Mansfield/Loughborough
Loughborough (shown here as the wider borough of Charnwood) has a late October student peak, with rates in all other areas growing at a similar time. A peak in Thurmaston (not a place a student would be likely to go unless they lived there, and only about 100 – near enough standard background levels – do) overlaps the end of the main peak. Mansfield peaks slightly later, and with areas tending to peak at different times in a three-to-four week period. Both areas see rates drop away in early December before the third wave takes hold – Mansfield does notably worse than Loughborough over Christmas.
Middlesbrough/Stockton
The parallel courses of the pandemic in Middlesbrough and Stockton are largely indistinguishable over the winter (mind you, the parmos are way better in Stockton and anyone who tells you otherwise is a liar) – the single student area in Middlesbrough never displays a significant peak. The injection of around 18,000 students into Middlesbrough in September doesn’t appear to make any difference to Covid-19 transmission.
What have we learned
Causality in epidemiology is something of a mug’s game – without a proper, functioning, track and trace system there is a lot of shape matching and guesswork. We will never know for sure what the impact of sending students on to campuses in September was – although on the face of it in terms of the student experience and staff safety it was not a good idea. What I’ve seen from these attempts is:
- Student area Covid-19 peaks are sharper and shorter than peaks in other areas. This is consistent with an outbreak in a particular setting (for example a hall of residence) leading to mass testing and then isolation. I wrote more about this in November.

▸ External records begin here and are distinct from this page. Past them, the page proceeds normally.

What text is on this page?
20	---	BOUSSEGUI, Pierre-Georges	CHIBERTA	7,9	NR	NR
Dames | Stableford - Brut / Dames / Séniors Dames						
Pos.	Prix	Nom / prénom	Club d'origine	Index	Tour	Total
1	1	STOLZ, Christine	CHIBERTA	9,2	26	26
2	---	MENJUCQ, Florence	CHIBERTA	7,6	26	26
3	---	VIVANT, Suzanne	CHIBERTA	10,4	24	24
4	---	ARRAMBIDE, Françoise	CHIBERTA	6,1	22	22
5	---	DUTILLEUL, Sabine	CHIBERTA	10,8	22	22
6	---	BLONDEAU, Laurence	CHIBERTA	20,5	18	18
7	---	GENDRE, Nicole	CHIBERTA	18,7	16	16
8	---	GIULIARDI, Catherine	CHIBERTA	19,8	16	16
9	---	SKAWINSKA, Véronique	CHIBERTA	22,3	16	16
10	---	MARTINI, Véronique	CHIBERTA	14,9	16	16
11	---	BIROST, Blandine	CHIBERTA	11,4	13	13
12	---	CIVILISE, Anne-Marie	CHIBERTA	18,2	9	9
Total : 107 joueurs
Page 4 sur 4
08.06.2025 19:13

- Peaks in student areas seem to happen alongside, rather than before, peaks in the wider city. This is indicative of a local rise rather than a rise induced by incoming students – it does not seem likely that students make a point of visiting all parts of a city – and having unmasked contact with locals long enough to share the virus – immediately on arrival.
- Non-student areas in cities with many students appear to follow broadly comparable paths through the pandemic to similar areas in cities with few students. If there was transmission from student small areas you would expect to see a difference here.
- No matter what we manage to torture out of the data, some will still attempt to argue that the return of students led directly to a local, regional, or national second wave of Covid. There’s not likely to be a clinching argument either way – my judgement is that I’m not seeing the evidence based on publicly available data, but I wouldn’t expect that to convince anyone.
- There’s other literature on this topic that points in various directions. There’s nothing yet that is compelling and I don’t think there ever will be. US literature tends to look at single local areas rather than the spread between small areas (US statistical geography tends not to go below the level of “county”).
- There are endless, endless, confounding variables. Case rates are linked to multiple measures of equality, to ethnicity, to underlying public health, to employment type, and to cultural beliefs – all of these varying across small statistical areas. Because we are examining this just ahead of the 2021 Census, what data we do have is probably a decade old. One day when this is over someone is going to do a PhD on this very question.